Hudi - E-MapReduce - Alibaba Cloud Documentation Center

Hudi table types

Hudi supports the following two table types:

Copy On Write

Stores data in the Parquet file format. Updates to a Copy On Write table require a rewrite operation.
Merge On Read

Stores base data in columnar format (Parquet) and incremental data in row-based format (Avro). A compaction operation periodically merges incremental data into columnar files based on a configurable policy.

The following table compares the two table types.

Trade-off	Copy On Write	Merge On Read
Data Latency	High	Low
Query Latency	Low	High
Update cost (I/O)	High (rewrites the entire Parquet file)	Low (appends to delta logs)
Parquet File Size	Small (high update I/O overhead)	Large (low update overhead)
Write Amplification	High (high write amplification)	Low (depends on the merge policy)

Hudi supports the following three query types:

Snapshot Queries

Queries data from the latest commit snapshot. For a Merge On Read table, a snapshot query merges the base columnar data with the real-time log data. For a Copy On Write table, a snapshot query returns the latest version of the Parquet data.

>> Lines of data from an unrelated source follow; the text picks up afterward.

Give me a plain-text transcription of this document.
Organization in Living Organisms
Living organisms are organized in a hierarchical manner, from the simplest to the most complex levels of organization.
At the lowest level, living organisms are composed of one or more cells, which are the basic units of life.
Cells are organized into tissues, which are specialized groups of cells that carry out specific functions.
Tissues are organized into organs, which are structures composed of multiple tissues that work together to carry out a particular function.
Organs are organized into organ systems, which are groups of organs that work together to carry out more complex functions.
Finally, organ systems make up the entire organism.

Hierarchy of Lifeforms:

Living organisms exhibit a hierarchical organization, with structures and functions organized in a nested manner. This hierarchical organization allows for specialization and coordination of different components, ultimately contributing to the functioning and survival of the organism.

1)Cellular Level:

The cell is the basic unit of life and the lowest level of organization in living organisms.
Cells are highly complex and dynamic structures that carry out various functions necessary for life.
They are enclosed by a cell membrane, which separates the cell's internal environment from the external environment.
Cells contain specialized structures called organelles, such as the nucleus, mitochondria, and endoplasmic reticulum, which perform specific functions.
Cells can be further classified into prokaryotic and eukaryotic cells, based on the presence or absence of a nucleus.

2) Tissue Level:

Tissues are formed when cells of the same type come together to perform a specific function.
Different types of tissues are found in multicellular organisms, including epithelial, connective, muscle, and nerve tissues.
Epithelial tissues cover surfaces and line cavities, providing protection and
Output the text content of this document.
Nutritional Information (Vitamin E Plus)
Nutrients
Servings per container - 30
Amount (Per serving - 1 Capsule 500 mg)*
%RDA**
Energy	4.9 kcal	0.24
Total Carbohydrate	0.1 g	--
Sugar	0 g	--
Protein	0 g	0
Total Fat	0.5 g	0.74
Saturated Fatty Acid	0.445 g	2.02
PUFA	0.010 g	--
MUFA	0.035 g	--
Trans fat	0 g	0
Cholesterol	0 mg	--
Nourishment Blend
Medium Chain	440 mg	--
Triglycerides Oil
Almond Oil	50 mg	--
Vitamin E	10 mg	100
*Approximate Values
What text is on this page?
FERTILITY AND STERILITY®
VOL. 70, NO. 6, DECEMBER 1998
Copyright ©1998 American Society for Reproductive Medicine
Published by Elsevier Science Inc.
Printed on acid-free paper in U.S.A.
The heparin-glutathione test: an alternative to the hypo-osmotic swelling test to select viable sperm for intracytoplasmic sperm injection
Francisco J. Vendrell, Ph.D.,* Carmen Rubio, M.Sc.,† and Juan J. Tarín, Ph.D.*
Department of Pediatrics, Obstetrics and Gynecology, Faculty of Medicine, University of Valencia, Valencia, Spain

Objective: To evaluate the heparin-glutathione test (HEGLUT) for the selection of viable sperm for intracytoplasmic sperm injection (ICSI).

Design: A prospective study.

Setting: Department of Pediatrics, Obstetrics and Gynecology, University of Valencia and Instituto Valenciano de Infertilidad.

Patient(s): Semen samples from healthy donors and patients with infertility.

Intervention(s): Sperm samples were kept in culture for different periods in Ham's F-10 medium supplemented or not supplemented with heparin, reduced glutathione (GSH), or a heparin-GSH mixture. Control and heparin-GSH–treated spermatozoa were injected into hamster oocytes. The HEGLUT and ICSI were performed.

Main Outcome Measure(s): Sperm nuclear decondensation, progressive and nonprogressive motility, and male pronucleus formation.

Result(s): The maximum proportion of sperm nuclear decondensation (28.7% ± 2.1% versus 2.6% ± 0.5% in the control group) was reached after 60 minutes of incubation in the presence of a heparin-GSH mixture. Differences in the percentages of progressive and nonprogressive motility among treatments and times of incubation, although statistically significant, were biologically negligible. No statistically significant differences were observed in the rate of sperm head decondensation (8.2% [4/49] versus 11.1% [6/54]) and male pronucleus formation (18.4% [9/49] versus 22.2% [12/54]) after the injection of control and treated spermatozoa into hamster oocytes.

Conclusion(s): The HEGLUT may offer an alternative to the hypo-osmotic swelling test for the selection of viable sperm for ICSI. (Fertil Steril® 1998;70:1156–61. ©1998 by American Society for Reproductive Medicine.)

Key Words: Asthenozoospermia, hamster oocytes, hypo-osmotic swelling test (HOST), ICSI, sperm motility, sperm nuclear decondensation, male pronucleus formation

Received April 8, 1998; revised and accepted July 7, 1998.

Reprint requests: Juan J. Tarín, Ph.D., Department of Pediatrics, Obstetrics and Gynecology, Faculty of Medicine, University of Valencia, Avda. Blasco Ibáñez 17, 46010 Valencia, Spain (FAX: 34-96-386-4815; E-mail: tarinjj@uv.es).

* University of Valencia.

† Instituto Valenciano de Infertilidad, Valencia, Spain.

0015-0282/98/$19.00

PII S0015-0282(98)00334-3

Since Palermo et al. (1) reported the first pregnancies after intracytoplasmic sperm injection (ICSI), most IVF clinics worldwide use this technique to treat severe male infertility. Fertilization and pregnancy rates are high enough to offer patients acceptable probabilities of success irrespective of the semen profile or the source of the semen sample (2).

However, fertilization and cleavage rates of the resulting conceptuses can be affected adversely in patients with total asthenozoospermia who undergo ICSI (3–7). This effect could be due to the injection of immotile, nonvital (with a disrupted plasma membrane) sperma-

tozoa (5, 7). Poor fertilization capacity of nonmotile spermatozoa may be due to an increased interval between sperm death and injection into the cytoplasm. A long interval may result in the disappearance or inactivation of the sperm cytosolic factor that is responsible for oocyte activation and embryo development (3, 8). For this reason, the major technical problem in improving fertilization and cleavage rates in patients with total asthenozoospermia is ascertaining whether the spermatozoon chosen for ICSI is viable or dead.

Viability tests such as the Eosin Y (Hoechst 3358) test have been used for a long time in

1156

Both Copy On Write and Merge On Read tables support this query type.
Incremental Queries

Queries data written after a specific commit.

Both Copy On Write and Merge On Read tables support this query type.
Read Optimized Queries

Returns the most recent compacted data. For Merge On Read tables, this query type reduces latency by skipping the online merge of log data, at the expense of data freshness.

The following table compares the query types.

Near-real-time data ingestion

Hudi supports insert, update, and delete operations. You can ingest log data from services such as Kafka and Simple Log Service (SLS) into Hudi in real time. Hudi also supports real-time synchronization of change data from database binary logging (binlog).

Hudi optimizes small files that are generated during data writes. This makes Hudi more efficient on HDFS than traditional file formats.
Near-real-time data analytics

Hudi works with multiple analytics engines, including Hive, Spark, Presto, and Impala. As a file format, Hudi requires no additional service processes, which makes it lightweight.
Incremental data processing

Hudi supports incremental queries, which allow you to use Spark Streaming to retrieve data that changed after a specific commit and consume changed data from HDFS.